Training PyTorch on Cloud TPUs

8 min readDec 4, 2020

PyTorch/XLA on TPU

You have read PyTorch/XLA on TPU is GA now. Perhaps you have run through some example Colabs as well. But you want to understand how you can run your own PyTorch model on TPUs. You are in the right place. This article deconstructs a simple example in terms of key concepts. The goal is to equip you with necessary fundamentals to update your own training code to train on TPUs.

Basic Concepts

PyTorch/XLA introduces a new tensor abstraction called XLA Tensor. Any operation performed on XLA tensor is traced into an IR (Intermediate Representation) graph. In the simplest scenario the tracing continues until it encounters a `xm.mark_step()` call. At this stage the IR graph is converted into XLA HLO (High Level Optimization) format and sent to TPU. The HLO format is compiled by the TPU runtime and further optimized into a LLO (Low Level Optimized) format.
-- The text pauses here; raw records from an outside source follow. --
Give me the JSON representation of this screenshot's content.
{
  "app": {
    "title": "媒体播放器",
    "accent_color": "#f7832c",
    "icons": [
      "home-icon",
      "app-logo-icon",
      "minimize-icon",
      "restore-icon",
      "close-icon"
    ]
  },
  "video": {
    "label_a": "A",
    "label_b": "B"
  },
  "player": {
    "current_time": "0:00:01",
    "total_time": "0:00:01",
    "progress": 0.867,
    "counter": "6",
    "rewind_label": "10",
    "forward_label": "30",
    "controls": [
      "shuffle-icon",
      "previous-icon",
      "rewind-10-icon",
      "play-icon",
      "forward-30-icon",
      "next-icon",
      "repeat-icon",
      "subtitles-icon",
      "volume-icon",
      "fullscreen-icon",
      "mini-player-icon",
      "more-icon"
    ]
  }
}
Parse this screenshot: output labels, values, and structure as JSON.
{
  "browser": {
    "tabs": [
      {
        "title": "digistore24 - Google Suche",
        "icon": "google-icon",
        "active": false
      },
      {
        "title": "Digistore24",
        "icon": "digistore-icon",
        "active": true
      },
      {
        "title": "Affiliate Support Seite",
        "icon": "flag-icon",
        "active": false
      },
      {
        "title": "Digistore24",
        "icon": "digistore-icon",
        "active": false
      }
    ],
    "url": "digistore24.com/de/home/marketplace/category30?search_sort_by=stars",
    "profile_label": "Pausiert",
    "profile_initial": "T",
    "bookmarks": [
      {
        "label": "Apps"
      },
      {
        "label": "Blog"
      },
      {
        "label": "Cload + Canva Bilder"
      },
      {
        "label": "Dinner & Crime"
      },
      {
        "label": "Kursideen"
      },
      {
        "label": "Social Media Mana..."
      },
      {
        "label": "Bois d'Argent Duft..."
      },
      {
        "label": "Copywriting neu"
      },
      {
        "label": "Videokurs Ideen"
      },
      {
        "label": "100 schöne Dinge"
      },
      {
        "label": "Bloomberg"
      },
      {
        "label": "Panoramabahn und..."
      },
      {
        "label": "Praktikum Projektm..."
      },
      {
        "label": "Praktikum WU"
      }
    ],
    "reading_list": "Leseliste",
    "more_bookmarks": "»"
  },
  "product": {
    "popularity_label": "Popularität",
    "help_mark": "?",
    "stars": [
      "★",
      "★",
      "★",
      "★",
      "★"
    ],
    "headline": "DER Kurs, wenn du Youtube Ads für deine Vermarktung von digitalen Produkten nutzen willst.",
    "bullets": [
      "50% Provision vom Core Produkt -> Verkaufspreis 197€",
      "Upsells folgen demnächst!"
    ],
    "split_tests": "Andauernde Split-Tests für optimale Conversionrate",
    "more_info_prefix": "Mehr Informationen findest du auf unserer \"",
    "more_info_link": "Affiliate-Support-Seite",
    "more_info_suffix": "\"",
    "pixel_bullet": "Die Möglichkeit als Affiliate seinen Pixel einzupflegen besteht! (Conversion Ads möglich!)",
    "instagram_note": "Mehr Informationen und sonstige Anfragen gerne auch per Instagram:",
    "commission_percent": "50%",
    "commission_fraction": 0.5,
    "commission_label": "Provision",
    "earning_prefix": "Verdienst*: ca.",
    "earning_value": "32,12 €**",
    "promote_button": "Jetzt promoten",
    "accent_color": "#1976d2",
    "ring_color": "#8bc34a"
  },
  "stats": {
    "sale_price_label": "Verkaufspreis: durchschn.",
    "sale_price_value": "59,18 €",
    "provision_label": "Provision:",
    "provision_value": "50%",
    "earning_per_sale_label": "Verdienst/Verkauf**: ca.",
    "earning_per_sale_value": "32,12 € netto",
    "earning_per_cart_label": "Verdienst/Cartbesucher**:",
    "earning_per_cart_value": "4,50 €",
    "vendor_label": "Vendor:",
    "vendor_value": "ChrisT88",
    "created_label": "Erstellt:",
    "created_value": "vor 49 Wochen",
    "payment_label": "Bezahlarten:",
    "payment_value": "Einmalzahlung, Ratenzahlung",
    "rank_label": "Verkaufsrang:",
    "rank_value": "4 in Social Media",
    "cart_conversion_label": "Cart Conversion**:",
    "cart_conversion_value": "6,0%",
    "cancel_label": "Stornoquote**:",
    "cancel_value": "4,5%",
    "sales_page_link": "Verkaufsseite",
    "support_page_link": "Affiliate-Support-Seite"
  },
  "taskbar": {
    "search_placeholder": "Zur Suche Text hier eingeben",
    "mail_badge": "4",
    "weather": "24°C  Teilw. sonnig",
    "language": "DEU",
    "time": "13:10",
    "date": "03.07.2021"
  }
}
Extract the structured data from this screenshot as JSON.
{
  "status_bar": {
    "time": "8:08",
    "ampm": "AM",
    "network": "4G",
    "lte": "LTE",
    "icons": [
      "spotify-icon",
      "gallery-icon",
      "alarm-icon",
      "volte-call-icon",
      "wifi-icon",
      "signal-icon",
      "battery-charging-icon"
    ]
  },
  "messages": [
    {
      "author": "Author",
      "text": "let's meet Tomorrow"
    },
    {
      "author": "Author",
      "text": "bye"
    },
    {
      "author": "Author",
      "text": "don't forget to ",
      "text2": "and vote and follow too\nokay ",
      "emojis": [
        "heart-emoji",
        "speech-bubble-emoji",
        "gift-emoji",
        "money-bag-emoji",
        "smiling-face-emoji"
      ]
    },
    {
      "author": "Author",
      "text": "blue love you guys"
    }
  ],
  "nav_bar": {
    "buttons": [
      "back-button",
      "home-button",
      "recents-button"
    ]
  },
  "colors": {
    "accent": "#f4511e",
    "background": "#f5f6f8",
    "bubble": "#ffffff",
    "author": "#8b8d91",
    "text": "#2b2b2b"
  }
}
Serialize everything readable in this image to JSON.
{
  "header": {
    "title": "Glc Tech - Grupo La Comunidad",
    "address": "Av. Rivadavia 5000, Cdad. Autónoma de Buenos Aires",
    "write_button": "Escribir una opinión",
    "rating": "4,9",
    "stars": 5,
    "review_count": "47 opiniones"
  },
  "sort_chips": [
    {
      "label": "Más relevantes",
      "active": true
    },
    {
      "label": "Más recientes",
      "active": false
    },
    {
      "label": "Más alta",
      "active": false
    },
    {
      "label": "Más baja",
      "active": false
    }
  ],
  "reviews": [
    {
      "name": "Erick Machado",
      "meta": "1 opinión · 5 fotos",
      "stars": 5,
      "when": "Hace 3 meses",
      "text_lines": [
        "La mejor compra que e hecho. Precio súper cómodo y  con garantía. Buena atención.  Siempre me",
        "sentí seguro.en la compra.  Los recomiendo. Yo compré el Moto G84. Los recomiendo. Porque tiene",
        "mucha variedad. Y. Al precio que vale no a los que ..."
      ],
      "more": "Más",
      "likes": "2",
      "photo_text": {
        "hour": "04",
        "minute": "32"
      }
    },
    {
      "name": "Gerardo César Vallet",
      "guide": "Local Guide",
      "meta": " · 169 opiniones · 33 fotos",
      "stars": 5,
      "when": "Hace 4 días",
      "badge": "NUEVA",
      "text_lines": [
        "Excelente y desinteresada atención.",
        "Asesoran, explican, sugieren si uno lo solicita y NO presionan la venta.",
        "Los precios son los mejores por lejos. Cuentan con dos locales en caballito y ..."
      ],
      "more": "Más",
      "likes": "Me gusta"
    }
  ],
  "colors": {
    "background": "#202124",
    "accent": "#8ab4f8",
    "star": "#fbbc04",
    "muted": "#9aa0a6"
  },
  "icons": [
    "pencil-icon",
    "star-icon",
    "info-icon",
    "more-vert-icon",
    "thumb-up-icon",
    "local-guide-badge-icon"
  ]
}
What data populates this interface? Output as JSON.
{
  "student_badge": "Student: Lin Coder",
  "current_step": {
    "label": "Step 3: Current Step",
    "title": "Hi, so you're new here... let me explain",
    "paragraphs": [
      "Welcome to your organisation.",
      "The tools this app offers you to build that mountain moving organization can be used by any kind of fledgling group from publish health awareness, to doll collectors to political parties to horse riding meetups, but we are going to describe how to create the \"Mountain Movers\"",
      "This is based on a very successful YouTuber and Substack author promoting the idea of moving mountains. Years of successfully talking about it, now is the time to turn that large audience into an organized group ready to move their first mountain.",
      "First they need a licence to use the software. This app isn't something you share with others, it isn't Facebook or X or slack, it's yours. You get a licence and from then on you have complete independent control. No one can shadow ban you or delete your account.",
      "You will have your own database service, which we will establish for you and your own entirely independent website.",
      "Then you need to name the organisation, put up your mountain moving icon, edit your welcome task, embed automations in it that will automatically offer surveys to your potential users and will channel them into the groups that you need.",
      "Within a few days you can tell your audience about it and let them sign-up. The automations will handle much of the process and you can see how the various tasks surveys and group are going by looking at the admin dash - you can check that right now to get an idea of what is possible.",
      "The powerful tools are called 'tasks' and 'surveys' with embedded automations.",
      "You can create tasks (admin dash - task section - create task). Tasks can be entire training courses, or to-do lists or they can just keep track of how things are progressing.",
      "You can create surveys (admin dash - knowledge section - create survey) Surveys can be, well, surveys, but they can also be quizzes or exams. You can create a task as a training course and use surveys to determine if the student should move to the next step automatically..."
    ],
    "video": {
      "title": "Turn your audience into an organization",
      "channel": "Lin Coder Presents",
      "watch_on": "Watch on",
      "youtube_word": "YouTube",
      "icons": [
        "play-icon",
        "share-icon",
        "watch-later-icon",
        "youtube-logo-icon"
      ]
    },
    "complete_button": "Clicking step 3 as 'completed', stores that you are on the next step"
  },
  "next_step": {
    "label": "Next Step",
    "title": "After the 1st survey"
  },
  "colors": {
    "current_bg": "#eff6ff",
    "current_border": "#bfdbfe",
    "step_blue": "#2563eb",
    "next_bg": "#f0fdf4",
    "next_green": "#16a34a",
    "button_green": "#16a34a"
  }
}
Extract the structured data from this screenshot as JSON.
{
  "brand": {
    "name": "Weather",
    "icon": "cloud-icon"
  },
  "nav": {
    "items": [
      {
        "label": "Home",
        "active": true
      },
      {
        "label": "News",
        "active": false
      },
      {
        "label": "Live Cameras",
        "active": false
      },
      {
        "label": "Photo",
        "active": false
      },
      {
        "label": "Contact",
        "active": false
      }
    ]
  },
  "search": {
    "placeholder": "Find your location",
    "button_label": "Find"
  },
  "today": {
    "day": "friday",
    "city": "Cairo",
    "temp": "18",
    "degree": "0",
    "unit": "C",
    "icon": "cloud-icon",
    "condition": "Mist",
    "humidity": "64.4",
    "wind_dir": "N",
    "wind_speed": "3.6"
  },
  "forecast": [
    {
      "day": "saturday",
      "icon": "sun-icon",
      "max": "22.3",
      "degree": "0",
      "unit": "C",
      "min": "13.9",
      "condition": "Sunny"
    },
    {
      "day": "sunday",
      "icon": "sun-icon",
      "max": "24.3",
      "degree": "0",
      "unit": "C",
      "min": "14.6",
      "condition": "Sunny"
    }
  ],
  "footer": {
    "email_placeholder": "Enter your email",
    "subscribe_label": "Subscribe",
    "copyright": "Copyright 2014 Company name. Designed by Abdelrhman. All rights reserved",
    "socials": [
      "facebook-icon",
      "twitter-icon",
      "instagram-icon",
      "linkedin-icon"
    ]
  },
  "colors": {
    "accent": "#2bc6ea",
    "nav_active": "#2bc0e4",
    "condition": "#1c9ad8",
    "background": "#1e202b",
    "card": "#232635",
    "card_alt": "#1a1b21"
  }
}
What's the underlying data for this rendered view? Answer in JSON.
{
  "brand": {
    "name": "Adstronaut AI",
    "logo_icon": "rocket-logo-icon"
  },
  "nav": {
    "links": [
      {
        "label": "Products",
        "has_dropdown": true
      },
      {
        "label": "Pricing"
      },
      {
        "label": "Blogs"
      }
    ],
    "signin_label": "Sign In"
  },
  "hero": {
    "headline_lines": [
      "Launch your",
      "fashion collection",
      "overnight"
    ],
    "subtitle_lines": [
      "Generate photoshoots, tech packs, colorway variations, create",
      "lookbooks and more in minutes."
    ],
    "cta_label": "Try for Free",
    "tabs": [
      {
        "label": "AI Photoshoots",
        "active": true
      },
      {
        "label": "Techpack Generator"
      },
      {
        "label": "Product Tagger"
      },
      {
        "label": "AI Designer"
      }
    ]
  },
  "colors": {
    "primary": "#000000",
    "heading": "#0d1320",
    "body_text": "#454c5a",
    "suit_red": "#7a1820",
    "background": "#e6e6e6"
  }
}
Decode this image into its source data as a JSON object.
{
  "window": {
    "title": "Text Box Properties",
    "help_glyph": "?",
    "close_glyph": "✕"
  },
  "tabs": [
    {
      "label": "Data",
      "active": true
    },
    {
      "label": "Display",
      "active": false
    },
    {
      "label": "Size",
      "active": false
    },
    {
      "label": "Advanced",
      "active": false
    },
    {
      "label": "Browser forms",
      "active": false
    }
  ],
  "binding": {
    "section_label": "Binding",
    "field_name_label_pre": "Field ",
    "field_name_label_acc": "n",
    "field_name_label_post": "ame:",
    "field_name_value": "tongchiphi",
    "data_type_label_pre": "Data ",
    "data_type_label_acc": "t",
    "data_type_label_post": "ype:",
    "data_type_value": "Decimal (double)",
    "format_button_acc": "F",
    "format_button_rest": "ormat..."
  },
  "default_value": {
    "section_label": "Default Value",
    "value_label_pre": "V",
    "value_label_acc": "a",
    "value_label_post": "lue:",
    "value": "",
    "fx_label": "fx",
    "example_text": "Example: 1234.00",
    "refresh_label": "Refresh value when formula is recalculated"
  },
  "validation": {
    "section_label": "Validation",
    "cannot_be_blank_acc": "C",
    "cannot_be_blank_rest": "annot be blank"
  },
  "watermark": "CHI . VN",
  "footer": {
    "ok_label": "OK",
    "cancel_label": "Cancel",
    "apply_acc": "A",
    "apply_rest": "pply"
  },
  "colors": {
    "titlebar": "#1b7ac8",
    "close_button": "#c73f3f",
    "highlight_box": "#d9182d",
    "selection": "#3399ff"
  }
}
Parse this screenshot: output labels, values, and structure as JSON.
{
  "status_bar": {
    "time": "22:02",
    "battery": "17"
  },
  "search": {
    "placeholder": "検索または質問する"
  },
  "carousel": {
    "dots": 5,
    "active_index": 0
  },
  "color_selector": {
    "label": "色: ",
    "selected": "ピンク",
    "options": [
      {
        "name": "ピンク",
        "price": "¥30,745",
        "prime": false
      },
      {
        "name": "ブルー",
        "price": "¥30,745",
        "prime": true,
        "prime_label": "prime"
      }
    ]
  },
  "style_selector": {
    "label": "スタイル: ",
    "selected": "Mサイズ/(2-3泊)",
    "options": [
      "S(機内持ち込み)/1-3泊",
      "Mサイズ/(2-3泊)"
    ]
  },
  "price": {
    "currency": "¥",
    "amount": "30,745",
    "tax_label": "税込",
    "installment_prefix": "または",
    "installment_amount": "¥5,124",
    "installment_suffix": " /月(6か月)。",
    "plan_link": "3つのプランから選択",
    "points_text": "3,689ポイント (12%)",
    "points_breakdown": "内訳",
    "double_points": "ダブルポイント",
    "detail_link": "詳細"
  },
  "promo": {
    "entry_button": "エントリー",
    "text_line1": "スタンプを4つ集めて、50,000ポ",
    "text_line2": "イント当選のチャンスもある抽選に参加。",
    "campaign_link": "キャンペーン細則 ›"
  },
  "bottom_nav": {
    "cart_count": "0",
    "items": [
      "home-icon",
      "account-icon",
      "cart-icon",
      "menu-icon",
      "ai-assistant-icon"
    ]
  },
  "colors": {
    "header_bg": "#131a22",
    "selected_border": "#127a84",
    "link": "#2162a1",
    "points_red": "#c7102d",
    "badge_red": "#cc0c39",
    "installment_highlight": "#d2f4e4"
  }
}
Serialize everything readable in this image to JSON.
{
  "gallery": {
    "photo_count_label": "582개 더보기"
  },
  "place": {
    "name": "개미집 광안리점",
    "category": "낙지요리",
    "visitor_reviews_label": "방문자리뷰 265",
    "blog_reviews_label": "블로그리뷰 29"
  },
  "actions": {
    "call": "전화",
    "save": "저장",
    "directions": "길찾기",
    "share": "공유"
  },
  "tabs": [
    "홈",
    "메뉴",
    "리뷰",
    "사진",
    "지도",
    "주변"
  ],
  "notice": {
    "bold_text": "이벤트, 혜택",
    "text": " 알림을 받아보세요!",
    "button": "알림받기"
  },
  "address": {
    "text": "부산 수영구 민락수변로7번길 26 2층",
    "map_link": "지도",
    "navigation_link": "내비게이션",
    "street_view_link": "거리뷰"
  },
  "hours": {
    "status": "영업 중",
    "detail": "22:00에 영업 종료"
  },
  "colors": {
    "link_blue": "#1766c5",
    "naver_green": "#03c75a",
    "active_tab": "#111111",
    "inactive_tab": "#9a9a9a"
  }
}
From LLO format the TPU instructions are generated and executed on TPUs.

Other scenarios which have effects similar to mark_step are: 1) A tensor value is accessed on the CPU. (e.g. print statement or a .item() call, if (..).any() statement) 2) An operation for which there is no XLA lowering is unavailable. In both of the scenarios subgraph leading to input of the said op/tensor must be (materialized) i.e. all the steps from conversion to HLO to compilation and execution on TPU are performed. Additionally the output of the execution is fetched from TPU to CPU. In case the op has no XLA lowering, The IR graph is truncated at the op. The inputs leading to the op are calculated and the CPU implementation is used to determine the inputs for the truncated portion. Evidently, this has a negative impact on the training performance. And therefore, it is recommended to create a request for the XLA lowering on PyTorch/XLA github project.

Library Elements

Now let’s walk through a simple PyTorch code observing the elements to work with Cloud TPUs. We will examine the often used PyTorch modules, the model code, training loop and finally the multiprocessing spawn, and comment on the syntactical additions which enable the training to run on TPUs. The changes to enable sophisticated toolings such as fairseq may seem more complex than the example presented here. However, the concepts explained here are bijective wrt any implementation.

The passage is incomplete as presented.